Les arguments utilisés par les opposants à l'accord à conclure avec le Mercosur sont les suivants: ils soulignent que les importations prévues par l'accord à conclure avec l'Amérique du Sud entraîneront la libre circulation au sein de l'UE de pesticides, d'hormones de croissance et de produits OGM, auxquels l'UE est très sensible, et constitueront un grave problème en termes de protection des consommateurs et de la santé publique.


Ils soulignent que 30 % des pesticides dont l'utilisation est autorisée au Brésil et en Argentine sont interdits en Europe, que les normes relatives aux pesticides dont l'utilisation est autorisée en Europe et dans la région du Mercosur ne sont pas de la même qualité, que les taux de tolérance sont différents et élevés et que les contrôles phytosanitaires effectués au Brésil ne sont pas fiables pour l'UE.


Des craintes persistent en ce qui concerne les exportations de viande bovine du Brésil sachant que l'"estradiol 17-β", une hormone de croissance interdite en Europe depuis des décennies, soit encore utilisée dans ce pays, et que les quotas de viande bovine qui pourraient être accordés pour cette raison menacent gravement la traçabilité et la sécurité des consommateurs dans l'UE.


Le processus de négociation d'un accord de libre-échange entre l'UE et le Mercosur indique que les problèmes liés au commerce international s'aggraveront au cours de la période à venir, et que les producteurs de produits agricoles, les agriculteurs et l'industrie alimentaire basée sur l'agriculture seront les plus touchés par cette situation.


Les relations politiques développées entre la Türkiye et les pays d'Amérique du Sud au cours de la dernière décennie ont contribué de manière significative au développement du commerce avec la Türkiye, et le Président de la République de Türkiye est au Brésil pour participer au sommet du G20 et tiendra d'importantes réunions bilatérales.
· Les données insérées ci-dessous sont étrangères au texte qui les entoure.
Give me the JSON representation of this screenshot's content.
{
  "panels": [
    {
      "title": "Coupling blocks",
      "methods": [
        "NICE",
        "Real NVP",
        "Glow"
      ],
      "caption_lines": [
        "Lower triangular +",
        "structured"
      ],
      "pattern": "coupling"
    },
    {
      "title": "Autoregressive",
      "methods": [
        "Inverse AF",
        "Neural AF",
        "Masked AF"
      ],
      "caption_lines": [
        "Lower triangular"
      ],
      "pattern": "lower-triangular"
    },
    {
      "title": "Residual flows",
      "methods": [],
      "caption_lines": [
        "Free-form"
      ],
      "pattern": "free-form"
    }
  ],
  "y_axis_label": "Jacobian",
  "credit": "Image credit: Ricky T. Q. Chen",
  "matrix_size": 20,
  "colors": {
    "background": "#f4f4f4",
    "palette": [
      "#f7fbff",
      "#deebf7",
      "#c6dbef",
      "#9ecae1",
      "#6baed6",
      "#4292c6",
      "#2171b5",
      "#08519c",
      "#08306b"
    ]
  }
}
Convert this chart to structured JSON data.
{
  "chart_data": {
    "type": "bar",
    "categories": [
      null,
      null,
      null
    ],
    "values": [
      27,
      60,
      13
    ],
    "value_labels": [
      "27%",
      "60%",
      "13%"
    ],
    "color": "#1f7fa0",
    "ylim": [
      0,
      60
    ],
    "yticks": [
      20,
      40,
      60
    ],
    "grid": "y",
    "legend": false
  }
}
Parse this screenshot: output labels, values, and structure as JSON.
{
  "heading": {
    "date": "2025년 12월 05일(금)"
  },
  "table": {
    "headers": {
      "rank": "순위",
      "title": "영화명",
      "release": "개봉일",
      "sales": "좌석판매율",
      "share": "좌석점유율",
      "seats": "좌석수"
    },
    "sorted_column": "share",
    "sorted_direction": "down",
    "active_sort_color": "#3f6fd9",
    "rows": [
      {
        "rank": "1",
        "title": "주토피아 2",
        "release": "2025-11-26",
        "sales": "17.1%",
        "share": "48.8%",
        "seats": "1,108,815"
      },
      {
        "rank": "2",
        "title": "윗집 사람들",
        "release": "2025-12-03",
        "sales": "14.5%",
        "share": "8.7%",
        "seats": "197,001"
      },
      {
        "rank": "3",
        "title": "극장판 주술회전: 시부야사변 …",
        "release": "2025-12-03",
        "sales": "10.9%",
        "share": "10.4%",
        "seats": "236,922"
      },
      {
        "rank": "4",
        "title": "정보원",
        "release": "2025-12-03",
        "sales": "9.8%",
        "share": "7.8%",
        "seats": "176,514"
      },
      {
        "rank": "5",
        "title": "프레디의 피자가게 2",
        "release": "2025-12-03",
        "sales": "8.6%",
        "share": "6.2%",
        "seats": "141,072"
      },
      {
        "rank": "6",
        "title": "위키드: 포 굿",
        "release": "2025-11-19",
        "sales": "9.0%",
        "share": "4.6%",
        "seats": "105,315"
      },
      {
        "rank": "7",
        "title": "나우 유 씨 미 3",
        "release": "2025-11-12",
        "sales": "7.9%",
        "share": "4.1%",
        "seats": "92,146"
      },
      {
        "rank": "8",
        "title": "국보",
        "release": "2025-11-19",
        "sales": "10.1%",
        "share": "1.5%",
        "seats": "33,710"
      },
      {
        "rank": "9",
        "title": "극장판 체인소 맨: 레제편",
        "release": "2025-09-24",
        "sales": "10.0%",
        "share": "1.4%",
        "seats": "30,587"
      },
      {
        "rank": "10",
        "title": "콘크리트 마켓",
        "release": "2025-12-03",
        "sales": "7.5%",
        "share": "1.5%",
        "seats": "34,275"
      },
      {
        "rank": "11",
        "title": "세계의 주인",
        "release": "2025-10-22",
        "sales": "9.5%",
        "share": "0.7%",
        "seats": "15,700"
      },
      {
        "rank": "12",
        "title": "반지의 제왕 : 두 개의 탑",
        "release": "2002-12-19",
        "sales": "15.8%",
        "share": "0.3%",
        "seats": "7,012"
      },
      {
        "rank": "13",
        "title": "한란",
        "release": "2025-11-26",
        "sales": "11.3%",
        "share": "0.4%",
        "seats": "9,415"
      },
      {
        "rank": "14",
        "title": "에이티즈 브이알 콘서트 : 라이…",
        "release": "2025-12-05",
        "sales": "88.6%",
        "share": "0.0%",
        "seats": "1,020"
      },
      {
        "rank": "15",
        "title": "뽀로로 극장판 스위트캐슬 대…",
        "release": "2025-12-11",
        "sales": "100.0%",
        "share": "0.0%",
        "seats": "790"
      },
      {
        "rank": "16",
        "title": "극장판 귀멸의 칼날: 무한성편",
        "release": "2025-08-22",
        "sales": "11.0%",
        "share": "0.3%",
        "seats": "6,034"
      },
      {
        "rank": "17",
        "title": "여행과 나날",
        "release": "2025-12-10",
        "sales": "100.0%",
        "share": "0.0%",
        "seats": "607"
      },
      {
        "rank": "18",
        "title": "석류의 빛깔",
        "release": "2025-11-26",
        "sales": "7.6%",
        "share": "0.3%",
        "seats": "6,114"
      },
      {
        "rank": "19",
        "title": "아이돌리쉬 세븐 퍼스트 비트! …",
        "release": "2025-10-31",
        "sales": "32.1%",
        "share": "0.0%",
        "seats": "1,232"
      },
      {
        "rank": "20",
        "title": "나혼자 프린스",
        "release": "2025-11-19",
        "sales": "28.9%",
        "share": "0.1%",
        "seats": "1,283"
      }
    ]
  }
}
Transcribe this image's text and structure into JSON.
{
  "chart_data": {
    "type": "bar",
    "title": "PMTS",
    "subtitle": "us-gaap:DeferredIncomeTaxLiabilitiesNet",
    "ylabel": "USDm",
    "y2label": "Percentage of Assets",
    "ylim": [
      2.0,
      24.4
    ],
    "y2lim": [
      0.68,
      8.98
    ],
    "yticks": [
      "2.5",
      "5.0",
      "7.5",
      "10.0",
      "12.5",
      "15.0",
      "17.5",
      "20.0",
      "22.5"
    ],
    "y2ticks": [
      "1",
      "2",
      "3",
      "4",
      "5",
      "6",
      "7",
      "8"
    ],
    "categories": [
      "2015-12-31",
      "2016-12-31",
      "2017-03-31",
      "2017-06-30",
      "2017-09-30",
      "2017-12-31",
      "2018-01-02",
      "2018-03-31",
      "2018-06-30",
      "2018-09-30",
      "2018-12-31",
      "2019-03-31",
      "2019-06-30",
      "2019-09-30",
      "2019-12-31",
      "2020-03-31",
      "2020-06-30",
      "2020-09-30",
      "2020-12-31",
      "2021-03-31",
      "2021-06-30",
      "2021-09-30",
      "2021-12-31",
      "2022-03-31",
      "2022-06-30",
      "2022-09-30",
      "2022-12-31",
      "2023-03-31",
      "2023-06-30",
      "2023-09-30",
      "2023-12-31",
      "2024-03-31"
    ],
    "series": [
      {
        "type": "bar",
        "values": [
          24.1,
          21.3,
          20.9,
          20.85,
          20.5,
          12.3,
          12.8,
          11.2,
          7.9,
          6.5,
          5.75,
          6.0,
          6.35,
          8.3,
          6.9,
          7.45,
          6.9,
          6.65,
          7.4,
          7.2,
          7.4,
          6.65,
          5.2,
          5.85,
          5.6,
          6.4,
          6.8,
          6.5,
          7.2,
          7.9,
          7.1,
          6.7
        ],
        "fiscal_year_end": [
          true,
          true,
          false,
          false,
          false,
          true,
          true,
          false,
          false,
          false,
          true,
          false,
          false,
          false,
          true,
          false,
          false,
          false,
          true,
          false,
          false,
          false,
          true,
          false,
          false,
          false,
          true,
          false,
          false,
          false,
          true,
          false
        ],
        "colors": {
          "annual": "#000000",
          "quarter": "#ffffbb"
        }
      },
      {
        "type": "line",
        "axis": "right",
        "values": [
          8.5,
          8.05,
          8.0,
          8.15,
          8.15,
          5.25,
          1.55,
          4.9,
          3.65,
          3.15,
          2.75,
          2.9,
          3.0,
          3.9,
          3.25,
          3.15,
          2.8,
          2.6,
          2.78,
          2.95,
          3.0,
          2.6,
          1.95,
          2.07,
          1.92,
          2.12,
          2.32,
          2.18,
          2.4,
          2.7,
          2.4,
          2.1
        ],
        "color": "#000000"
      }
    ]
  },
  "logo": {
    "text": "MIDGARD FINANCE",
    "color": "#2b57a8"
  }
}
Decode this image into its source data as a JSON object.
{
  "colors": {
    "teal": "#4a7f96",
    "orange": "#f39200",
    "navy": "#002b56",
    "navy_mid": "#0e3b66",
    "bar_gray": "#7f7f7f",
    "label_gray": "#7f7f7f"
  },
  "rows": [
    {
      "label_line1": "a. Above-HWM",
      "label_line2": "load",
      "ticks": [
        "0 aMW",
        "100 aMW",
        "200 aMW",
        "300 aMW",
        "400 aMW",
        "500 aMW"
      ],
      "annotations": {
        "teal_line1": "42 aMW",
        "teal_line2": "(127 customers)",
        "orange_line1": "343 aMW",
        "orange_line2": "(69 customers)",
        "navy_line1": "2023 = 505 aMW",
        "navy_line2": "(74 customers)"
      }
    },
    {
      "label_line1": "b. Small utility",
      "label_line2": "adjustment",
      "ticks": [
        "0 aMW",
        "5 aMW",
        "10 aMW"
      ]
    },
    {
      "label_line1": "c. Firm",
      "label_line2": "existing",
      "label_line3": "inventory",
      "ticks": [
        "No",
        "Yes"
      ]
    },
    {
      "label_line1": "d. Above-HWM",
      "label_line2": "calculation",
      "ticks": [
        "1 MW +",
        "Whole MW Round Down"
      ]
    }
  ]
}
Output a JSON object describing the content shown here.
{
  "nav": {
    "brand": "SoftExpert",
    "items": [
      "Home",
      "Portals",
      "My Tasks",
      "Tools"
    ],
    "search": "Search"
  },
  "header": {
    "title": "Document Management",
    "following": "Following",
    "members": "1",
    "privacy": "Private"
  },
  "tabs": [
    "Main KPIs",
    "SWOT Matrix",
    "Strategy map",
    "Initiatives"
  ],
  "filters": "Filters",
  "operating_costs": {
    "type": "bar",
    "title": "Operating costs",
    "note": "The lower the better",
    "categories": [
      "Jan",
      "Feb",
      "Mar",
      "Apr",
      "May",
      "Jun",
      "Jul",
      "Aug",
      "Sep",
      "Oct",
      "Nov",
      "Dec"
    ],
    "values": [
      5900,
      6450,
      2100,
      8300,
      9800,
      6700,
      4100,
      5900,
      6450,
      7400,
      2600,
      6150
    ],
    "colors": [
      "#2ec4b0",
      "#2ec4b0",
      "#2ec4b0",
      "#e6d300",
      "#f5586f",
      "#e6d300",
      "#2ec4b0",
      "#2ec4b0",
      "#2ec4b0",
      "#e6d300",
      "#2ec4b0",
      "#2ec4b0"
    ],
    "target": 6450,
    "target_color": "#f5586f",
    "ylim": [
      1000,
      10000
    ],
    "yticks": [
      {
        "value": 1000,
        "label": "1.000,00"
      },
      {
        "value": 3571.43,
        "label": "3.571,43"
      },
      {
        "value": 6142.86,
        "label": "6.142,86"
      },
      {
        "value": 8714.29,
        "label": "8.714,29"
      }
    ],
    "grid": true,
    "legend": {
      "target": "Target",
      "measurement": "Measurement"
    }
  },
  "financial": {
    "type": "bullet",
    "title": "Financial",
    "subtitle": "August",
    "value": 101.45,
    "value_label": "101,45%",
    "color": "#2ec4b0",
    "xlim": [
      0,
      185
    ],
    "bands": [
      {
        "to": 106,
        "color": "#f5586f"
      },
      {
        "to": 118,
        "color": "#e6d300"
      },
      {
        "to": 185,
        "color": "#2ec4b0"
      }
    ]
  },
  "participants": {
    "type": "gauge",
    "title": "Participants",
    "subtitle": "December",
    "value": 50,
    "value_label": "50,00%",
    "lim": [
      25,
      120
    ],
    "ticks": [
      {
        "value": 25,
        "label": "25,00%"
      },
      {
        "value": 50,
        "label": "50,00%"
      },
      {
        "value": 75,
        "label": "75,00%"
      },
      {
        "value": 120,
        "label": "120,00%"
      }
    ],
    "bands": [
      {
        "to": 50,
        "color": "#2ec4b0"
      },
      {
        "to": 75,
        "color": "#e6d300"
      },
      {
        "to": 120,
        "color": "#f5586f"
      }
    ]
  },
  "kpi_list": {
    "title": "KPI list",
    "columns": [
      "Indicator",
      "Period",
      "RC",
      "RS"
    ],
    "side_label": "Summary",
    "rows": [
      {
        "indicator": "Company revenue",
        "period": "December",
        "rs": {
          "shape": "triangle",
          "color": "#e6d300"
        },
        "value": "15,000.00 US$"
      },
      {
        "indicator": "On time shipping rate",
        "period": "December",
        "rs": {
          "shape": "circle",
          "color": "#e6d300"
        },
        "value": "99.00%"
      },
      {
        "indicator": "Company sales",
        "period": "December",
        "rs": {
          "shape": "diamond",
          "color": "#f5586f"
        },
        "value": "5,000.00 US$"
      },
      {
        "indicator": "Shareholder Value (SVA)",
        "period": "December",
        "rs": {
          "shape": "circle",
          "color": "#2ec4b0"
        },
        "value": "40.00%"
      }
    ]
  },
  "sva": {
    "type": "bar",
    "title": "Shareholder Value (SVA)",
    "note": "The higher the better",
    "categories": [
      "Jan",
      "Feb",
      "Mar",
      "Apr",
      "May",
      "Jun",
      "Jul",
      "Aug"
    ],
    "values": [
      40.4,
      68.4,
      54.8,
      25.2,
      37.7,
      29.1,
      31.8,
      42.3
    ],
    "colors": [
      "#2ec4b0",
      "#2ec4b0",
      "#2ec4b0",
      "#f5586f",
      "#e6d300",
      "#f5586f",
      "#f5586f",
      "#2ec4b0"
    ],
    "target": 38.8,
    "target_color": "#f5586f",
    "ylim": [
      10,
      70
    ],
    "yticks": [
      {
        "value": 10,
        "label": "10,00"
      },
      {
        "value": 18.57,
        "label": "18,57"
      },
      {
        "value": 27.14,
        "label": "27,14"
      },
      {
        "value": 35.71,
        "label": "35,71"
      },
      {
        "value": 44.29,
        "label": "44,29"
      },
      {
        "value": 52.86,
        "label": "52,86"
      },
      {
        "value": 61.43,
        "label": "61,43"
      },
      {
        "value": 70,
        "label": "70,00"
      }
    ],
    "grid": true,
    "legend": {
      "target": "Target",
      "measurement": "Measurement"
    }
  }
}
Le processus est également important pour la Türkiye. En outre, notre accord d'union douanière n° 1/95 prévoit l'obligation pour la Türkiye de signer un accord de libre-échange parallèlement aux accords de libre-échange signés par l'UE. Cette situation montre que, bien que nous ne soyons pas impliqués dans le processus de négociation, l'accord du Mercosur, en particulier les questions liées à l'agriculture et au commerce des produits agricoles, est également important pour la Türkiye.